The financial institutions seeking to enforce foreclosure of a mortgage or deed of trust sold to a MBST
have compromised the foreclosure proceeding with the introduction of toxic documents. The most
salutary corrective to this problem is to correct the record with the unvarnished truth and prove holder
status without reliance upon a chain of title using spurious documents. Strong legal arguments are
available to support judicial foreclosure in the event of a default of a securitized mortgage using
authentic records and expert testimony.

To those members of the mortgage foreclosure defense bar, a word of caution is provided. Never since
the start of this recession have the lenders been under greater pressure to utilize extra-judicial
settlements of defaults. More and more lenders can quickly resolve the holder status uncertainty by
accepting a deed-in-lieu or a short sale. At the same time, the use of toxic documents has all but made
summary judgment unavailable.

A further word of caution is indicated. The misuse of toxic documents creates civil and criminal liability.

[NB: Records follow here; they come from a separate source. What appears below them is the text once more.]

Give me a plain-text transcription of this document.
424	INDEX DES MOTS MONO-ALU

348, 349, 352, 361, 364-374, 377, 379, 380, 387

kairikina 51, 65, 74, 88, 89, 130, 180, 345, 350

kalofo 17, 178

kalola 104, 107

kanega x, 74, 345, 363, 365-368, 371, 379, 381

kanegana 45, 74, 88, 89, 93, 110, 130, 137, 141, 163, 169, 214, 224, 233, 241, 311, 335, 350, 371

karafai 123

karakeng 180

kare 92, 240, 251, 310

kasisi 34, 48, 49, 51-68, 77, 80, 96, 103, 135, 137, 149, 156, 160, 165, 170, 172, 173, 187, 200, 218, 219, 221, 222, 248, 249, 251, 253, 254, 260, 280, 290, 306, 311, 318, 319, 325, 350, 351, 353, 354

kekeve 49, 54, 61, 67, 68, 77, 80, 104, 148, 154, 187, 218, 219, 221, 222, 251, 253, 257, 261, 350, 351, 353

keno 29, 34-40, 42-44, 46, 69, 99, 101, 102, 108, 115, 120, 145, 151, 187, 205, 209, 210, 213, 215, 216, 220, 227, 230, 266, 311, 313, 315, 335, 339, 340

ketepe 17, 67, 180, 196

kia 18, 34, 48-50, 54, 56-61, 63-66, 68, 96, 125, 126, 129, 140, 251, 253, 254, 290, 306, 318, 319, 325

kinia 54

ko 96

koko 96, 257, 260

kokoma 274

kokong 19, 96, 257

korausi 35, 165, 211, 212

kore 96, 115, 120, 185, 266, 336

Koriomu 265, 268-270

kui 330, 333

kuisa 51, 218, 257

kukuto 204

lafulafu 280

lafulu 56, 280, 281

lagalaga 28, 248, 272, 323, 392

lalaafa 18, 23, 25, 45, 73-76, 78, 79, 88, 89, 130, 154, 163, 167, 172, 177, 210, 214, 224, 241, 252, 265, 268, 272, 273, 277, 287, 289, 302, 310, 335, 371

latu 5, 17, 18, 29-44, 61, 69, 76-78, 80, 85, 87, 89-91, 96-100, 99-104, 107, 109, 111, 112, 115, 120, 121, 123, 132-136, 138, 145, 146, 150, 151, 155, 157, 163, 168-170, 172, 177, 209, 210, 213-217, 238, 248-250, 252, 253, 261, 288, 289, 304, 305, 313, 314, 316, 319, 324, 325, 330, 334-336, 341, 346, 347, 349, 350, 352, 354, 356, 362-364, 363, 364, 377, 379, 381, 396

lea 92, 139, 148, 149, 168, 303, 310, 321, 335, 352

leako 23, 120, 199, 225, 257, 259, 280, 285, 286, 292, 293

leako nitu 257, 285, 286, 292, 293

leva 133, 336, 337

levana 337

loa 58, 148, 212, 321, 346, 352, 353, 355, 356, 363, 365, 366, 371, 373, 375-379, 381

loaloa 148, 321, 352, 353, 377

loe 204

Notwithstanding, such conduct will not necessarily enable the borrower to escape the debt or terminate
foreclosure. It is far more likely that the courts will continue to attempt to use the “four corners
doctrine” and similar reasoning to exclude claims for damages of r actionable liability of the plaintiff or
sponsors of the securitization requiring the defendant instead to bring a separate cause of action for
wrongful foreclosure, abuse of process and malicious prosecution and mortgage fraud.